DESIGNED FOR RESILIENCE
The SCCF reported that with a storm surge approaching 15 feet and extreme winds, Hurricane Ian exposed both the volatility of contemporary weather and fragility of conventional coastal construction. Designed with this in mind, the village’s architectural and structural systems are driven by resilience.
A hip roof will alleviate wind pressure, and the compact rectangular plan will minimize long, exposed elevations. The eaves were kept slight to reduce uplift, while still protecting openings. The buildings were elevated an additional 5 feet above FEMA’s base flood elevation on concrete piers and precast planks, allowing floodwater to move freely beneath. Long rectangular piers will act as shear elements, reducing the need for continuous breakable walls at grade while avoiding costly perimeter moment connections.
“This project began with a simple question: how can architecture on a barrier island accept the realities of wind, water and change rather than resist them? The village translates those pressures into form — nearly square buildings, figured overhangs and elevated structures that work with the climate instead of against it,” Gerdeman said.
“At the same time, we’ve thought about the project as a model for the community: how to retain the familiar character of Sanibel — its porches, screens and informal rhythms — while updating it to withstand increasingly severe storms,” she added.
In its totality, the village will establish a benchmark for barrier-island architecture — adaptive, modest and attuned to its climatic and ecological context. It will operate as both a shelter and field instrument, translating the pressures of wind, surge and shifting climate into a series of compact, elevated forms. Its deep roofs, screened voids and simple geometries will hold both the familiar character of Sanibel and intensifying conditions that will continue to shape it.
“Much of the recent rebuilding, shaped by new regulations and insurance pressures, is trending toward a more generic coastal architecture. This project suggests another path — one where resilience is achieved through the same elements that define Sanibel’s identity,” Gerdeman said.
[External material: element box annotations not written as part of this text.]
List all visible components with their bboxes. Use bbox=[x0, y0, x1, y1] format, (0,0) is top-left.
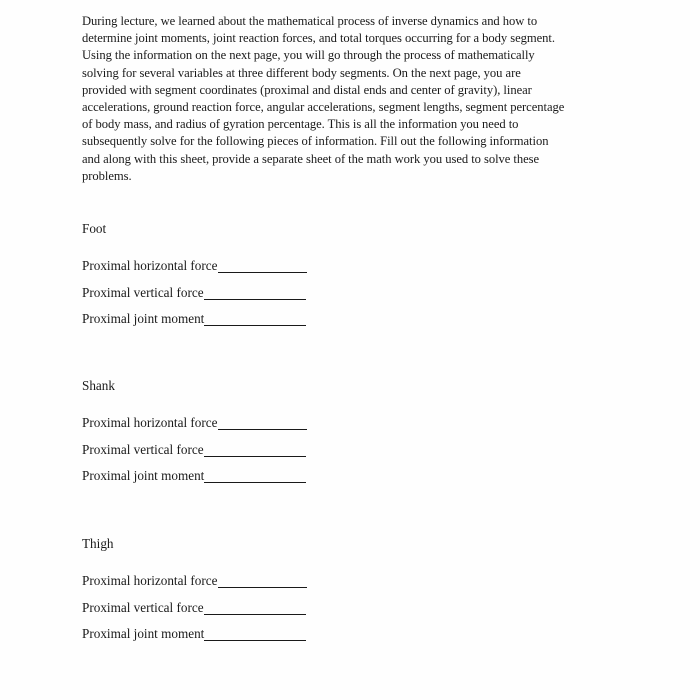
answer-blank[interactable] bbox=[218, 574, 307, 588]
field-proximal-horizontal-force bbox=[82, 248, 382, 275]
answer-blank[interactable] bbox=[218, 416, 307, 430]
field-label: Proximal joint moment bbox=[82, 311, 205, 326]
field-proximal-horizontal-force bbox=[82, 563, 382, 590]
field-proximal-joint-moment bbox=[82, 616, 382, 643]
section-thigh bbox=[82, 536, 382, 642]
section-title: Foot bbox=[82, 221, 107, 236]
field-proximal-vertical-force bbox=[82, 431, 382, 458]
answer-blank[interactable] bbox=[218, 259, 307, 273]
intro-line: determine joint moments, joint reaction forces, and total torques occurring for a body segment. bbox=[82, 31, 555, 46]
answer-blank[interactable] bbox=[204, 469, 306, 483]
answer-blank[interactable] bbox=[204, 627, 306, 641]
section-title: Shank bbox=[82, 378, 115, 393]
field-label: Proximal vertical force bbox=[82, 599, 204, 615]
field-proximal-joint-moment bbox=[82, 301, 382, 328]
answer-blank[interactable] bbox=[204, 286, 306, 300]
field-proximal-vertical-force bbox=[82, 589, 382, 616]
field-proximal-joint-moment bbox=[82, 458, 382, 485]
field-label: Proximal joint moment bbox=[82, 626, 205, 641]
answer-blank[interactable] bbox=[204, 601, 306, 615]
intro-line: provided with segment coordinates (proximal and distal ends and center of gravity), linear bbox=[82, 82, 532, 97]
answer-blank[interactable] bbox=[204, 312, 306, 326]
intro-line: Using the information on the next page, you will go through the process of mathematically bbox=[82, 48, 535, 63]
field-proximal-vertical-force bbox=[82, 274, 382, 301]
intro-line: accelerations, ground reaction force, angular accelerations, segment lengths, segment percentage bbox=[82, 100, 565, 115]
intro-line: and along with this sheet, provide a separate sheet of the math work you used to solve these bbox=[82, 151, 540, 166]
field-label: Proximal horizontal force bbox=[82, 415, 218, 430]
intro-line: of body mass, and radius of gyration percentage. This is all the information you need to bbox=[82, 117, 519, 132]
section-title: Thigh bbox=[82, 536, 114, 551]
field-label: Proximal vertical force bbox=[82, 441, 204, 457]
field-label: Proximal joint moment bbox=[82, 468, 205, 483]
intro-line: subsequently solve for the following pieces of information. Fill out the following information bbox=[82, 134, 549, 149]
field-label: Proximal vertical force bbox=[82, 284, 204, 300]
section-foot bbox=[82, 221, 382, 327]
field-label: Proximal horizontal force bbox=[82, 573, 218, 588]
intro-line: problems. bbox=[82, 168, 132, 183]
answer-blank[interactable] bbox=[204, 443, 306, 457]
field-label: Proximal horizontal force bbox=[82, 258, 218, 273]
section-shank bbox=[82, 378, 382, 484]
intro-line: During lecture, we learned about the mathematical process of inverse dynamics and how to bbox=[82, 14, 538, 28]
intro-line: solving for several variables at three different body segments. On the next page, you are bbox=[82, 65, 521, 80]
field-proximal-horizontal-force bbox=[82, 405, 382, 432]
intro-paragraph bbox=[82, 13, 622, 185]
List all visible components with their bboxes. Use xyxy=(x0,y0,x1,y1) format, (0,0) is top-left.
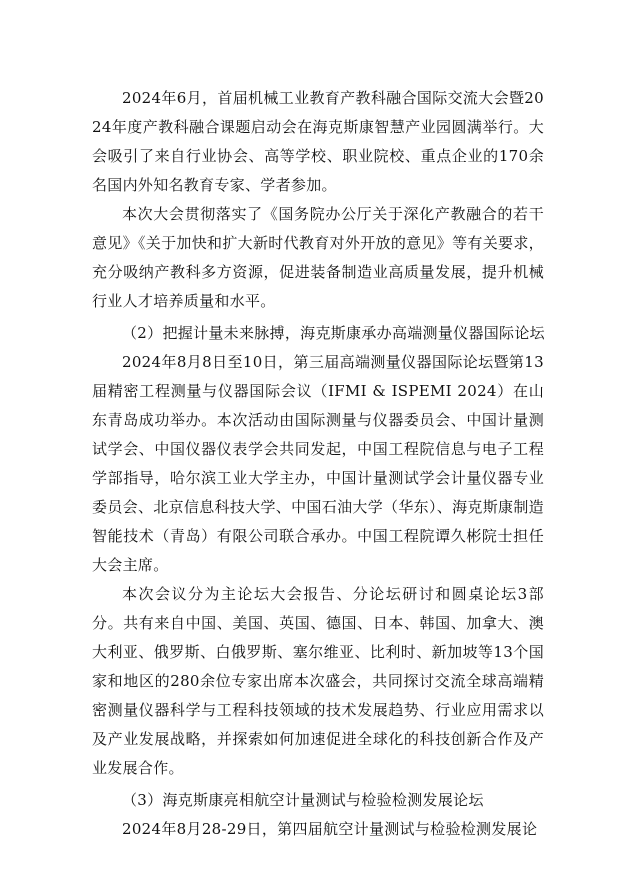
section-heading-2: （2）把握计量未来脉搏，海克斯康承办高端测量仪器国际论坛 xyxy=(122,324,545,342)
paragraph-conference-policy: 本次大会贯彻落实了《国务院办公厅关于深化产教融合的若干意见》《关于加快和扩大新时代教育对外开放的意见》等有关要求，充分吸纳产教科多方资源，促进装备制造业高质量发展，提升机械行业人才培养质量和水平。 xyxy=(92,205,544,310)
document-body xyxy=(92,84,544,844)
paragraph-conference-2024-june: 2024年6月，首届机械工业教育产教科融合国际交流大会暨2024年度产教科融合课题启动会在海克斯康智慧产业园圆满举行。大会吸引了来自行业协会、高等学校、职业院校、重点企业的170余名国内外知名教育专家、学者参加。 xyxy=(92,89,544,194)
section-heading-3: （3）海克斯康亮相航空计量测试与检验检测发展论坛 xyxy=(122,791,484,809)
paragraph-forum-sessions: 本次会议分为主论坛大会报告、分论坛研讨和圆桌论坛3部分。共有来自中国、美国、英国、德国、日本、韩国、加拿大、澳大利亚、俄罗斯、白俄罗斯、塞尔维亚、比利时、新加坡等13个国家和地区的280余位专家出席本次盛会，共同探讨交流全球高端精密测量仪器科学与工程科技领域的技术发展趋势、行业应用需求以及产业发展战略，并探索如何加速促进全球化的科技创新合作及产业发展合作。 xyxy=(92,585,544,777)
paragraph-forum-august: 2024年8月8日至10日，第三届高端测量仪器国际论坛暨第13届精密工程测量与仪器国际会议（IFMI & ISPEMI 2024）在山东青岛成功举办。本次活动由国际测量与仪器委员会、中国计量测试学会、中国仪器仪表学会共同发起，中国工程院信息与电子工程学部指导，哈尔滨工业大学主办，中国计量测试学会计量仪器专业委员会、北京信息科技大学、中国石油大学（华东）、海克斯康制造智能技术（青岛）有限公司联合承办。中国工程院谭久彬院士担任大会主席。 xyxy=(92,353,544,574)
paragraph-aviation-forum: 2024年8月28-29日，第四届航空计量测试与检验检测发展论 xyxy=(122,820,538,838)
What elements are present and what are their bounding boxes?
Architecturally, the project draws from the pragmatic vocabulary of coastal Florida: elevated houses, deep roofs, screened rooms and simple carpentry. Large square windows will align beneath a continuous datum of thick trim tucked under the roof eave. A constellation of smaller operable apertures will punctuate the elevations, recalling the rhythmic ventilation windows of Old Florida cupolas.
The SCCF thanked the following donors who made the La Gorce Family Intern Village possible: Roberta and Philip Puschel, The La Gorce Family, Laurie and Bill Harkey, The Boler Family Foundation, Justine and James Mullens, Sally Wilmeth and Terry Geurkink, Leslie Fleischner, Nancy and Bob Brooks, Elle Gerdeman and Kyle Coburn, and Lisa and Roger Davis.